Diyabette beslenme önerileri

Büyük Anadolu Meydan Hastanesi Diyetisyeni Elanur Yılmaz, 14 Kasım Dünya Diyabet Günü dolayısıyla, diyabet hastalarına beslenme konusunda önerilerde bulundu.

Diyabet hastalığına dikkat çekmek ve diyabet hakkında farkındalığı artırmak amacıyla 14 Kasım Dünya Diyabet Günü olarak değerlendirilmektedir. Diyabet konusunda toplumda farkındalığın arttırılması ve konunun öneminin vurgulanması amacıyla Dünya Sağlık Örgütü (WHO) ile Dünya Diyabet Federasyonu'nun (IDF) öncülük ettiği, tıp tarihinde bu güne kadar üretilmiş olan en değerli molekülü "İnsulin Hormonu"nu bulan Frederick Banting'in doğum günü olan 14 Kasım, Diyabet Günü olarak tüm dünyada her yıl belirlenen değişik tema ve çeşitli etkinliklerle kutlanmaktadır.

 

Büyük Anadolu Hastaneleri olarak her zaman diyabetli insanların, diyabet konusunda bilgi sahibi olmaları amacıyla çeşitli etkinlikler düzenlendiğini ve gerekli bilgi ve açıklamaların yapıldığını belirten Diyetisyeni Elanur Yılmaz, "Halk arasında şeker hastalığı olarak bilinen diyabet, pankreastan salgılanan insülin hormonunun yetersizliği veya etkinliğinin azalması sonucu ortaya çıkan bir hastalıktır. Besinler tüketildikten sonra parçalanarak şekere dönüşür ve kana geçer. Sağlıklı bireylerde, kana geçen şeker (glikoz), enerji sağlayabilmek için insülin hormonu yardımıyla hücrelere taşınır. Diyabetli kişilerde ise insülin eksik veya etkisiz olduğu için şeker hücrelere giremez ve kanda miktarı yükselir.
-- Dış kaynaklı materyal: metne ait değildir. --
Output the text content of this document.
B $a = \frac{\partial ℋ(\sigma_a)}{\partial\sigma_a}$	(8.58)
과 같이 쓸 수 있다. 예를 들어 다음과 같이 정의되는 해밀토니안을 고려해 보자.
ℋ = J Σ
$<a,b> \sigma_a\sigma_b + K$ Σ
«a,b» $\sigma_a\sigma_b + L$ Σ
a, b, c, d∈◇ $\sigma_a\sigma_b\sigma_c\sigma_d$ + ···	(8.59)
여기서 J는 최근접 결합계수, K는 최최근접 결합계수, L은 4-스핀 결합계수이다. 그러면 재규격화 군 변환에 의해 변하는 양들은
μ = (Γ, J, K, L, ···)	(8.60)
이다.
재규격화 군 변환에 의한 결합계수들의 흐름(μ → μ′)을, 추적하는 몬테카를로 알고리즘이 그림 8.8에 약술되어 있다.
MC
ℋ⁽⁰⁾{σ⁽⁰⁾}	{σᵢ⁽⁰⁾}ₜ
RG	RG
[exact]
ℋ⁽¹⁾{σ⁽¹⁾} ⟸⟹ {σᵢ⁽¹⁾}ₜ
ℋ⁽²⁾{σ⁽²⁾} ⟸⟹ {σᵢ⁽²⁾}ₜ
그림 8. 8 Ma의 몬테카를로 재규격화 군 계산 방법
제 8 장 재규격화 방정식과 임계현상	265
Tip 1 Diyabet: Bu tip diyabette insülin çok azdır yada hiç yoktur. Genellikle çocukluk ve ergenlik döneminde ortaya çıkar. Günlük olarak insülinin dışardan alınması gerekir. Tip 2 Diyabet: İnsülin salgılanır fakat etkinliğini gösteremez. Genetik, 40 yaş üstünde olanlar, 4 kg üzerinde çocuk doğuran kadınlar, şişmanlık, uzun süre ilaç kullanımı (diüretik, kortikosteroid), enfeksiyonlar ve bazı pankreas hastalıkları tip 2 diyabetin ortaya çıkma olasılığını artırır. Gestasyonel diyabet: Hamilelik döneminde oluşan ve genellikle hamilelik bitiminde sonlanan geçici bir diyabet çeşididir. Bu kişilerin ileride diyabet olma riski yüksektir."

 

Kısa bir şekilde diyebetti tanımlayan Büyük Anadolu Meydan Hastanesi Diyetisyeni Elanur Yılmaz, beslenme konusunda ise "ne yemeliyiz? Nasıl beslenmeliyiz?" sorunun yanıtlarını verdi: "Azar azar ve sık sık beslenilmelidir. Günde 3 ana ve 3 ara öğün şeklinde beslenilmesi önerilir. Kesinlikle öğün atlanmamalıdır. Öğün atlanması bir sonraki öğünde daha fazla besin tüketilerek daha fazla enerji alınmasına ve buna bağlı olarak kan  şekerinin fazla yükselmesine neden olur. Bu nedenle her gün düzenli olarak aynı saatte benzer içerikli öğünler tüketilmelidir. Uzun süre aç kalınmamalıdır.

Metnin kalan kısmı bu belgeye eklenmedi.